Quickstart Guide¶

Get started with grid_data_retrieval in 5 minutes.

Prerequisites¶

Before you begin, ensure you have:

Python ≥ 3.11
The OSME repository cloned
osme_common package installed (shared utilities)

Installation¶

1. Install the Module¶

From the repository root:

# Install in editable mode
pip install -e packages/grid_data_retrieval

This registers two CLI commands: - osme-grid (recommended) - gdr (short alias)

2. Verify Installation¶

osme-grid --help

You should see usage information and available options.

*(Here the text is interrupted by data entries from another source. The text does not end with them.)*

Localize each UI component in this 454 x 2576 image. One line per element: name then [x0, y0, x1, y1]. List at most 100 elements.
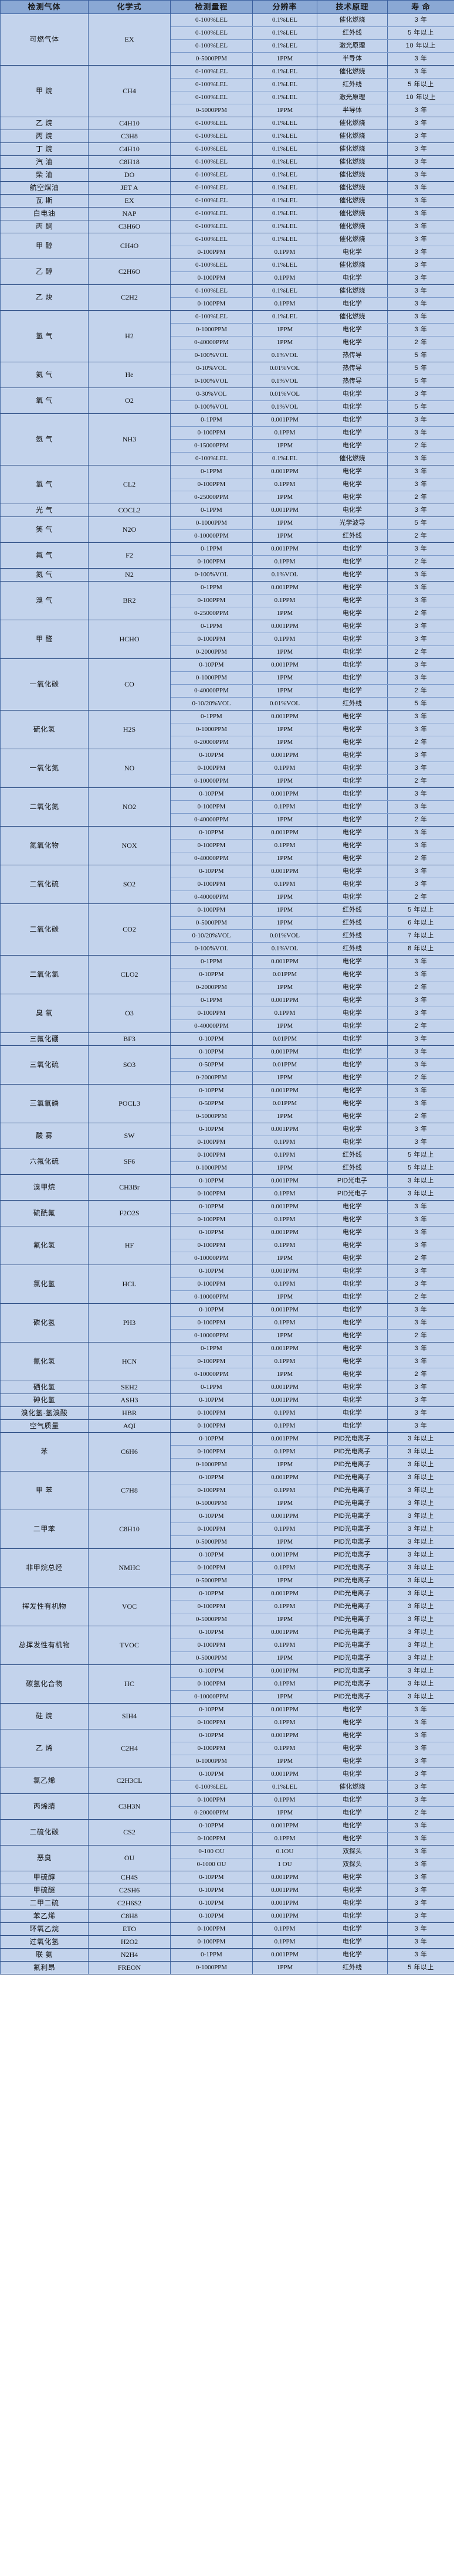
cell-detection-range: 0-100PPM — [170, 1639, 253, 1652]
cell-technology: 热传导 — [317, 349, 388, 362]
cell-resolution: 0.1%LEL — [252, 91, 317, 104]
cell-resolution: 0.1PPM — [252, 1316, 317, 1330]
cell-chemical-formula: NMHC — [88, 1548, 171, 1588]
cell-chemical-formula: N2O — [88, 516, 171, 543]
cell-detection-range: 0-5000PPM — [170, 104, 253, 117]
cell-gas-name: 苯 — [0, 1432, 89, 1471]
cell-gas-name: 二甲二硫 — [0, 1897, 89, 1910]
cell-chemical-formula: C3H8 — [88, 130, 171, 143]
cell-resolution: 1PPM — [252, 736, 317, 749]
cell-lifetime: 3 年 — [387, 181, 454, 195]
cell-gas-name: 碳氢化合物 — [0, 1664, 89, 1704]
cell-lifetime: 3 年以上 — [387, 1471, 454, 1484]
cell-lifetime: 3 年 — [387, 1226, 454, 1239]
table-row: 甲硫醇 CH4S 0-10PPM 0.001PPM 电化学 3 年 — [0, 1871, 454, 1884]
cell-technology: 电化学 — [317, 994, 388, 1007]
cell-resolution: 0.1PPM — [252, 1213, 317, 1226]
cell-lifetime: 3 年 — [387, 1303, 454, 1317]
cell-lifetime: 5 年以上 — [387, 26, 454, 40]
cell-lifetime: 2 年 — [387, 981, 454, 994]
cell-technology: 电化学 — [317, 1226, 388, 1239]
cell-lifetime: 2 年 — [387, 1019, 454, 1033]
cell-resolution: 0.001PPM — [252, 1303, 317, 1317]
table-row: 0-5000PPM 1PPM PID光电离子 3 年以上 — [1, 1497, 454, 1510]
cell-detection-range: 0-10000PPM — [170, 1252, 253, 1265]
table-row: 0-100PPM 0.1PPM 电化学 3 年 — [1, 1007, 454, 1020]
cell-detection-range: 0-10PPM — [170, 1265, 253, 1278]
table-row: 0-1000PPM 1PPM 电化学 3 年 — [1, 671, 454, 685]
cell-gas-name: 二氧化氯 — [0, 955, 89, 994]
cell-chemical-formula: C6H6 — [88, 1432, 171, 1471]
cell-lifetime: 3 年以上 — [387, 1561, 454, 1575]
cell-lifetime: 5 年以上 — [387, 78, 454, 91]
table-row: 白电油 NAP 0-100%LEL 0.1%LEL 催化燃烧 3 年 — [0, 207, 454, 220]
table-row: 过氧化氢 H2O2 0-100PPM 0.1PPM 电化学 3 年 — [0, 1935, 454, 1949]
cell-technology: 电化学 — [317, 968, 388, 981]
cell-resolution: 0.1%LEL — [252, 220, 317, 233]
cell-resolution: 0.001PPM — [252, 826, 317, 840]
cell-resolution: 0.001PPM — [252, 1045, 317, 1059]
table-row: 0-10000PPM 1PPM PID光电离子 3 年以上 — [1, 1690, 454, 1704]
cell-detection-range: 0-10PPM — [170, 1045, 253, 1059]
cell-detection-range: 0-100PPM — [170, 800, 253, 814]
cell-lifetime: 3 年 — [387, 13, 454, 27]
cell-resolution: 1PPM — [252, 723, 317, 736]
cell-lifetime: 3 年以上 — [387, 1484, 454, 1497]
table-row: 酸 雾 SW 0-10PPM 0.001PPM 电化学 3 年 — [0, 1123, 454, 1149]
cell-technology: PID光电离子 — [317, 1613, 388, 1626]
cell-technology: 电化学 — [317, 1793, 388, 1807]
cell-resolution: 1PPM — [252, 671, 317, 685]
table-row: 甲 苯 C7H8 0-10PPM 0.001PPM PID光电离子 3 年以上 — [0, 1471, 454, 1510]
cell-detection-range: 0-5000PPM — [170, 1535, 253, 1549]
cell-lifetime: 3 年以上 — [387, 1432, 454, 1446]
cell-gas-name: 氯 气 — [0, 465, 89, 504]
cell-detection-range: 0-10PPM — [170, 1909, 253, 1923]
table-row: 0-100PPM 0.1PPM PID光电离子 3 年以上 — [1, 1523, 454, 1536]
cell-detection-range: 0-20000PPM — [170, 1806, 253, 1820]
table-row: 瓦 斯 EX 0-100%LEL 0.1%LEL 催化燃烧 3 年 — [0, 194, 454, 208]
cell-detection-range: 0-100PPM — [170, 1523, 253, 1536]
table-row: 丙烯腈 C3H3N 0-100PPM 0.1PPM 电化学 3 年 — [0, 1793, 454, 1820]
cell-resolution: 1PPM — [252, 529, 317, 543]
cell-resolution: 0.1PPM — [252, 633, 317, 646]
cell-resolution: 0.1PPM — [252, 1239, 317, 1252]
cell-resolution: 0.1PPM — [252, 1406, 317, 1420]
cell-lifetime: 3 年 — [387, 142, 454, 156]
cell-lifetime: 2 年 — [387, 1110, 454, 1123]
cell-detection-range: 0-10PPM — [170, 1432, 253, 1446]
cell-detection-range: 0-20000PPM — [170, 736, 253, 749]
cell-detection-range: 0-100PPM — [170, 1600, 253, 1613]
cell-chemical-formula: NOX — [88, 826, 171, 865]
cell-technology: 红外线 — [317, 942, 388, 956]
cell-lifetime: 3 年 — [387, 52, 454, 66]
table-row: 挥发性有机物 VOC 0-10PPM 0.001PPM PID光电离子 3 年以上 — [0, 1587, 454, 1626]
table-row: 0-1000PPM 1PPM 红外线 5 年以上 — [1, 1161, 454, 1175]
cell-lifetime: 3 年 — [387, 65, 454, 79]
table-row: 硫化氢 H2S 0-1PPM 0.001PPM 电化学 3 年 — [0, 710, 454, 749]
cell-lifetime: 3 年以上 — [387, 1677, 454, 1691]
cell-detection-range: 0-40000PPM — [170, 336, 253, 349]
cell-technology: PID光电离子 — [317, 1561, 388, 1575]
cell-detection-range: 0-100%LEL — [170, 142, 253, 156]
cell-detection-range: 0-100 OU — [170, 1845, 253, 1858]
cell-gas-name: 白电油 — [0, 207, 89, 220]
cell-detection-range: 0-25000PPM — [170, 607, 253, 620]
cell-gas-name: 氟 气 — [0, 542, 89, 569]
cell-lifetime: 2 年 — [387, 1329, 454, 1343]
cell-lifetime: 3 年 — [387, 1419, 454, 1433]
cell-technology: 电化学 — [317, 658, 388, 672]
cell-detection-range: 0-1000 OU — [170, 1858, 253, 1871]
cell-technology: 电化学 — [317, 1703, 388, 1717]
table-row: 0-1000PPM 1PPM 电化学 3 年 — [1, 723, 454, 736]
cell-resolution: 1PPM — [252, 52, 317, 66]
cell-resolution: 1PPM — [252, 516, 317, 530]
table-row: 硅 烷 SIH4 0-10PPM 0.001PPM 电化学 3 年 — [0, 1703, 454, 1729]
cell-detection-range: 0-40000PPM — [170, 1019, 253, 1033]
cell-detection-range: 0-10PPM — [170, 1548, 253, 1562]
cell-technology: 催化燃烧 — [317, 117, 388, 130]
cell-detection-range: 0-10PPM — [170, 1200, 253, 1214]
cell-resolution: 0.1%LEL — [252, 1780, 317, 1794]
cell-detection-range: 0-100%LEL — [170, 168, 253, 182]
cell-lifetime: 3 年 — [387, 246, 454, 259]
cell-detection-range: 0-100PPM — [170, 426, 253, 440]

First Run: Fetch 2 Months of Data¶

Let's fetch grid data for November-December 2018.

Using CLI Arguments¶

osme-grid \
  --start-date "2018-11-01 00:00:00" \
  --end-date "2018-12-31 23:55:00" \
  --verbose

Using a Configuration File¶

Create configs/grid/quickstart.json:

{
  "start_date": "2018-11-01 00:00:00",
  "end_date": "2018-12-31 23:55:00"
}

Run:

osme-grid --config configs/grid/quickstart.json --verbose

Expected Output¶

============================================================
Starting Grid Data Retrieval at 2025-02-10T14:30:00
============================================================

============================================================
Fetching Monthly Batches from API
============================================================
Fetching monthly batches from 2018-11-01 00:00:00 → 2018-12-31 23:55:00
API URL: https://32u36xakx6.execute-api.us-east-2.amazonaws.com/v4/get-merit-data
Output directory: /path/to/data/grid_data/raw/monthly

Fetching monthly data: 100%|████████████████| 2/2 [00:15<00:00,  7.5s/it]
Saved: carbontracker_grid-data_2018_11.parquet
Saved: carbontracker_grid-data_2018_12.parquet
Fetched 2 monthly file(s).

============================================================
Combining Monthly Files
============================================================
Found 2 monthly file(s) to combine.
Date range: 2018-11-01 00:00:00 → 2018-12-31 23:55:00
Writing combined file: carbontracker_grid-data_2018-11_2018-12.parquet
Combined file created successfully.

============================================================
Retrieval completed successfully!
Raw data saved to: /path/to/data/grid_data/raw/carbontracker_grid-data_2018-11_2018-12.parquet
============================================================

Next steps:
  - Use data_cleaning_and_joining module for processing
  - Apply gap-filling, resampling, timezone conversion as needed

Check Your Output¶

File Structure¶

data/grid_data/raw/
├── monthly/
│   ├── carbontracker_grid-data_2018_11.parquet
│   └── carbontracker_grid-data_2018_12.parquet
└── carbontracker_grid-data_2018-11_2018-12.parquet  # Combined

logs/grid_data_retrieval/
└── grid_retrieval_20250210_143000.log

Inspect Data¶

Using Python:

import polars as pl

# Load combined file
df = pl.read_parquet("data/grid_data/raw/carbontracker_grid-data_2018-11_2018-12.parquet")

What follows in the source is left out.